At this price, increases would be very much driven by supply constraints, rather than just speculators or boosted taxes.
The Federal Reserve has estimated that every $20 jump in the cost of a barrel of oil can add at least two-tenths of a percent to the unemployment rate. That impact could be even greater; truck drivers, carmakers, farmers and construction workers would be just some of the workers in severe danger of being downsized.
A recent analysis by Deutsche Bank estimated that every penny increase in average gas prices squeezes $1.4 billion from the U.S. economy. If those calculations hold true, expect the national coffers to be drained by $840 billion beyond the current impact at $4 a gallon.
An argument, and perhaps cause for some optimism we can survive this cringe-worthy scenario, is that many other countries are close to that mark and still manage to maintain "business as usual." Associates for International Research recently compiled what cities throughout the world pay for a gallon of gas. Among the most expensive -- seen in U.S. dollars, as of March -- were: Istanbul, Turkey ($9.63); Oslo, Norway ($9.27); Athens, Greece ($8.50) and the United Kingdom ($8.17). On the flip side, residents of Caracas, Venezuela, pay only 0.06 cents per gallon, and it's 45 cents in Riyadh, Saudi Arabia.
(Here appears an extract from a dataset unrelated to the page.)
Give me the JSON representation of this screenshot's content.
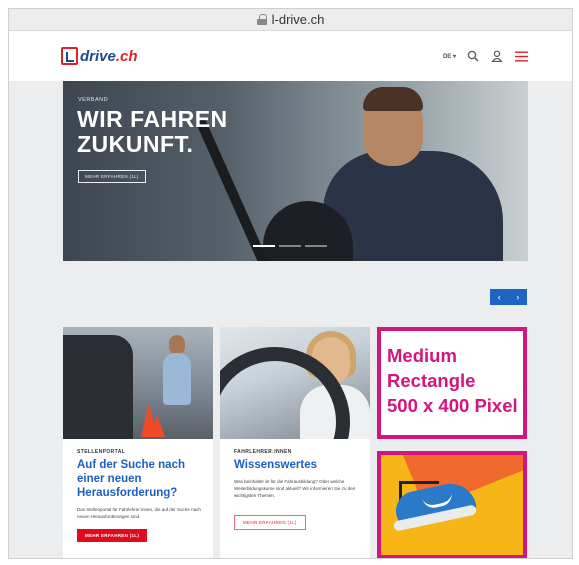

"If you look at other countries, the European Union, they have gas prices of $7, $8, $9 dollars, so why couldn't we have the same thing here?," asks Casey Weade, vice president of
Howard Bailey Financial
in Fort Wayne, Ind. "The reason they can afford to have those $8 to $9 gas prices is because they have the infrastructure for it. People are taking the bus over there, they are taking public transportation. It has been built into their system. Over here, we don't have that."
Because he doubts gas would reach the $10 mark quickly, the run-up would give the U.S. ample time to improve infrastructure and consumers a chance to modify their behavior.
"We are going to have a struggle with gas prices going up, and it is going to severely hurt our economy if we don't have the infrastructure to get people to work and to the store," he says. "They are already building those things in the major cities. Now we need to bring it
out beyond them into more rural areas as well."